Proof: Since $p_i$ is bad, there exists a value $b \in \{0,\ldots,p_i-1\}$ such that the equation $x^3 \equiv b \pmod {p_i}$ has no solution. If the equation $x^3 \equiv b \pmod n$ had a solution, the same value $x$ would also be a solution of $x^3 \equiv b \pmod {p_i}$, since $p_i|n$. $\blacksquare$
Lemma 2: If all $p_i$ are good, then $n$ is good.
Proof: Choose any $m \in X$. Because $p_i$ is good, the equation $x^3 \equiv m \pmod {p_i}$ has a (unique) solution $m_i \mod p_i$: Any $x$ with $x \equiv m_i \pmod {p_i}$ will satisfy $x^3 \equiv m \pmod {p_i}$.
By the chinese reminder theorem, there is a number $x$ (unique $\mod n$) that will satisfy all the $k$ equations $x \equiv m_i \pmod {p_i}$ at the same time. That means it will also satisfy all the $k$ equations $x^3 \equiv m \pmod {p_i}$ at the same time, which implies $x^3 \equiv m \pmod n$. Since you can change $x$ freely $\mod n$, you can choose one $x \in X$, which proves that $n$ is good. $\blacksquare$.
Lemma 1 and Lemma 2 show that we can now restrict ourselves to study only prime numbers as $n$. As often done, I'll denote that prime by $p$.
Theorem : $p \equiv 1 \pmod 3$ $\iff$ $p$ is bad.
Proof: $\Rightarrow$: It is known that the multiplicative group $\mod p$ is cyclic, so there exists a $g$ (generating element) such that $g^{p-1} \equiv 1 \pmod p$, but that this is not true for any lower positive exponent. Since $p \equiv 1 \pmod 3$, $\frac{p-1}3$ is an integer and hence with $r=g^{\frac{p-1}3}$ we have $r^3 \equiv 1 \pmod p$, whith $r \neq 1 \pmod p$. This concludes the $\Rightarrow$ direction of the proof.

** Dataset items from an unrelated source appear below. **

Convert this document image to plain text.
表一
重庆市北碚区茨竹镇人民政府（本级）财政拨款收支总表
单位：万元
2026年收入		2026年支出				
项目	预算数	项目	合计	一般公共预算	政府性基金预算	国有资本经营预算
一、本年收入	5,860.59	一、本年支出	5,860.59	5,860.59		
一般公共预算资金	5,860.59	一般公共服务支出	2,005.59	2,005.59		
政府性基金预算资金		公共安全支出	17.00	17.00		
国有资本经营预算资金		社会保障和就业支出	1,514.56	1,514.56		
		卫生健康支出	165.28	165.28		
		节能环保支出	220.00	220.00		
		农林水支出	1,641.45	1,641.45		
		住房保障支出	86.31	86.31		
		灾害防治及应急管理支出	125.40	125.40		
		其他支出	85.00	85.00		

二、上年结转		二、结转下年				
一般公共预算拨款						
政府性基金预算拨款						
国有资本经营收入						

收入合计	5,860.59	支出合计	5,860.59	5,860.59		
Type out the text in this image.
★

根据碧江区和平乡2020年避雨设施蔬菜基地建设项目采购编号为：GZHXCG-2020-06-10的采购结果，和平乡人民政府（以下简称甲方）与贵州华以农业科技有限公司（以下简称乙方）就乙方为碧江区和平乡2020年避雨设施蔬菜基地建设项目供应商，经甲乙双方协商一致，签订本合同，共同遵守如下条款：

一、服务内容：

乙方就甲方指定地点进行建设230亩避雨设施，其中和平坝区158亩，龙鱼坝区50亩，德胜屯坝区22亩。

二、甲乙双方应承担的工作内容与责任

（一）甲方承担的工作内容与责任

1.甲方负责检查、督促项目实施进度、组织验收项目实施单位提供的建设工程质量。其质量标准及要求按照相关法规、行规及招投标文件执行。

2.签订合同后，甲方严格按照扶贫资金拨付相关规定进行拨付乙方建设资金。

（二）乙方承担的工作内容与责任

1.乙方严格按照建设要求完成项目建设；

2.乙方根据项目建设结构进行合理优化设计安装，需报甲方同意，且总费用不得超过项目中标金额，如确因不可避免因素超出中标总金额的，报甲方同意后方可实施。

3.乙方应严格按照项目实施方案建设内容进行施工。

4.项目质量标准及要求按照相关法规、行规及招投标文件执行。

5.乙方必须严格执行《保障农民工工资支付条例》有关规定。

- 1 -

$\Leftarrow$: If $p$ is bad, then there exist $x,y$ with $x\neq y \pmod p$ such that $x^3 \equiv y^3 \pmod p$. Since $p$ is a prime, the only solution to $x^3 \equiv 0 \pmod p$ is $x \equiv 0 \pmod p$, so we canonot have $x^3 \equiv y^3 \equiv 0 \pmod p$ and hence we have $x,y \neq 0 \pmod p$. That means we can divide both sides by $y^3$ and get $\frac{x^3}{y^3} \equiv 1 \pmod p$, which means we have a $z=\frac{x}y \neq 1 \pmod p$ with
$$ z^3 \equiv 1 \pmod p$$
The order of $z$ in the multiplicatice group $\mod p$ is therefore a divisior of 3. Since $z\neq 1 \pmod p$, we get that the order of $z$ is 3, which implies that $3|(p-1)$, as $p-1$ is the order of the group. This concludes the final part of the proof of the theorem.$\blacksquare$
To sum up, a number $n$ is good iff it is the product of distinct primes that are not $\equiv 1 \pmod 3$.